According to Consumer Action’s 2009 credit-card survey, which looked at 39 cards from 22 financial institutions, rates and fees began climbing this spring. The advocacy group said more credit cards now come with minimum cash-advance fees and higher balance-transfer and foreign-transaction fees.

“There’s no question that issuers are taking advantage of this window before it closes to make as many changes as freely as they’ve been accustomed to,” said Ruth Susswein, Consumer Action’s deputy director, national priorities.

Changes to card terms are causing some consumers to alter their spending patterns.

After Bank of America raised his 7.9% fixed rate to a 13.9% variable rate last spring, Mark Nilles paid off his remaining balance, shopped around for another card and canceled his BofA card. In the future, the Arvada, Colo., hydrologist said he plans to rely on savings or shorter-term, fixed-rate loans instead of credit cards to pay for one-time expenses.

“It made me reassess everything that I was doing credit-wise,” said Mr. Nilles.

More Fudge Room

For now, consumers should check their statement due dates to make sure they’re getting the required additional time to pay their bills. Some people may want to adjust any automatic debits coming out of their checking accounts to make sure they’re not paying their bills sooner than they need to, said John Ulzheimer of Credit.com, a consumer-education Web site. “This gives you a little more of a fudge period,” he said.

Consumers are likely to find better credit-card deals if they also have a checking account at the bank.

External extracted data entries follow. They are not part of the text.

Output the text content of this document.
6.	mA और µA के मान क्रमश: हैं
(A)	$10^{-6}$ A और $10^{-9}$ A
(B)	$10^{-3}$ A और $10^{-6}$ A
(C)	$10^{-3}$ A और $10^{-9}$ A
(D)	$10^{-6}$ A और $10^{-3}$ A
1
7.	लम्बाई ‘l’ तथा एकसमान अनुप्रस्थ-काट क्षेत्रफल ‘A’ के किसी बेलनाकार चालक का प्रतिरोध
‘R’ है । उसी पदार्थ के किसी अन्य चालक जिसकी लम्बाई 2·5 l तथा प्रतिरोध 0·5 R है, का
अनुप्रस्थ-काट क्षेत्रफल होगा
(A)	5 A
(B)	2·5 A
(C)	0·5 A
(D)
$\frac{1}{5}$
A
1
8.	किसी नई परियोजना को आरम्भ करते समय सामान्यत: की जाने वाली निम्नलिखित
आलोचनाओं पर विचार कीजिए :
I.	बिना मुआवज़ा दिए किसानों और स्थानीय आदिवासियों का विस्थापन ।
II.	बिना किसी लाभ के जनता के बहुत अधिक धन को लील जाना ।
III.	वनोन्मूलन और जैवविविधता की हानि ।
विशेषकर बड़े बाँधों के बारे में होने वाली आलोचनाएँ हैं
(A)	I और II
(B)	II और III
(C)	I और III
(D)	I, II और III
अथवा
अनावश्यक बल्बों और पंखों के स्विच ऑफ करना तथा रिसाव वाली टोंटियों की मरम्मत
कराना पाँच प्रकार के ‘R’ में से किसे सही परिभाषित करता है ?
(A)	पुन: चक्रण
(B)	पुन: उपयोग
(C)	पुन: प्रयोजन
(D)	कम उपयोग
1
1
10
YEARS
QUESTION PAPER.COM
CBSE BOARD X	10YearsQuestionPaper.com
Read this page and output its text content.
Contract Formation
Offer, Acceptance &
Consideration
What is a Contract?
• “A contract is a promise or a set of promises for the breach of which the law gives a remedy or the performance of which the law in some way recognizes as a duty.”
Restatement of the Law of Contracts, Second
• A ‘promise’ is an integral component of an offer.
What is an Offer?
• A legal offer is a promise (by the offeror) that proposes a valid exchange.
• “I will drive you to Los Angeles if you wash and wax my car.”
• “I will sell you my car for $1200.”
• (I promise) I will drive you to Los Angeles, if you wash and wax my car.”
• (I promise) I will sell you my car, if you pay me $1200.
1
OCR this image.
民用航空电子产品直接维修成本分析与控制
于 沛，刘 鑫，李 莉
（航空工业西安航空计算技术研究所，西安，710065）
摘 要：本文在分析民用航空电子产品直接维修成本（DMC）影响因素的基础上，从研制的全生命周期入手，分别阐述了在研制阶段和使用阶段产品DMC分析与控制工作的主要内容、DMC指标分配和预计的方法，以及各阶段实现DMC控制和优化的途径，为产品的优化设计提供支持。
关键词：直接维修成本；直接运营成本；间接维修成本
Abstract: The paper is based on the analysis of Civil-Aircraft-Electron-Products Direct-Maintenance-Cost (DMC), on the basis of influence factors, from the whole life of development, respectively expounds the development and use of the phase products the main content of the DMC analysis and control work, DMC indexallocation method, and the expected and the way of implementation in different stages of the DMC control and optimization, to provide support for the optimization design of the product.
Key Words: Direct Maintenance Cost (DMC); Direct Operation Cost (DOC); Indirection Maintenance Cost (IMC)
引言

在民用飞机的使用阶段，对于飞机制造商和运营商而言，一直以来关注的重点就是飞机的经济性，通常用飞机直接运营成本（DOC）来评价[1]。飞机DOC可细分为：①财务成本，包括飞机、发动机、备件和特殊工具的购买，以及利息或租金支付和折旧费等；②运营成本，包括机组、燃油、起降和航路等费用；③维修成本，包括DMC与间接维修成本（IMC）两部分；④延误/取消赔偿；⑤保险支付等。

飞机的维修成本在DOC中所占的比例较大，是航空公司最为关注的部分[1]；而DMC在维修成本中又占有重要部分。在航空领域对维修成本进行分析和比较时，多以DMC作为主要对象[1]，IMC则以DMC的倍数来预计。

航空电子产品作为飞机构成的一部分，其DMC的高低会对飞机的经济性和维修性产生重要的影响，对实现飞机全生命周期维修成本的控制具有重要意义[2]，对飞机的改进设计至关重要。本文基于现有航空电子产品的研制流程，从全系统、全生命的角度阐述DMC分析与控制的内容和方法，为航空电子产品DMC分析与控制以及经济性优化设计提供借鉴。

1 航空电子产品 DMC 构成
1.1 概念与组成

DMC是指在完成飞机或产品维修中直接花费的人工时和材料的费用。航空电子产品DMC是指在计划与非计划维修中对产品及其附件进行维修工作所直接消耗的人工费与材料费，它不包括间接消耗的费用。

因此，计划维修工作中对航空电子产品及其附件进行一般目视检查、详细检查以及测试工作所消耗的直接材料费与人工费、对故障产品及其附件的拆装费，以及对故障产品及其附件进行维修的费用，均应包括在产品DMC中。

Under Chase Card Services’ Chase Exclusives program, for example, Chase Freedom card holders who also have checking accounts at the bank can earn up to 10% more points on their spending.

The bank also rolled out a new credit card, “Slate From Chase,” that automatically refunds the 12th month’s interest charges each year if customers enroll in the bank’s AutoPay program from a Chase checking account.

Meanwhile, for a limited time, Citi is offering some customers an additional 2% cash-back bonus on qualified spending on Citi credit cards if customers also have a banking relationship at the company.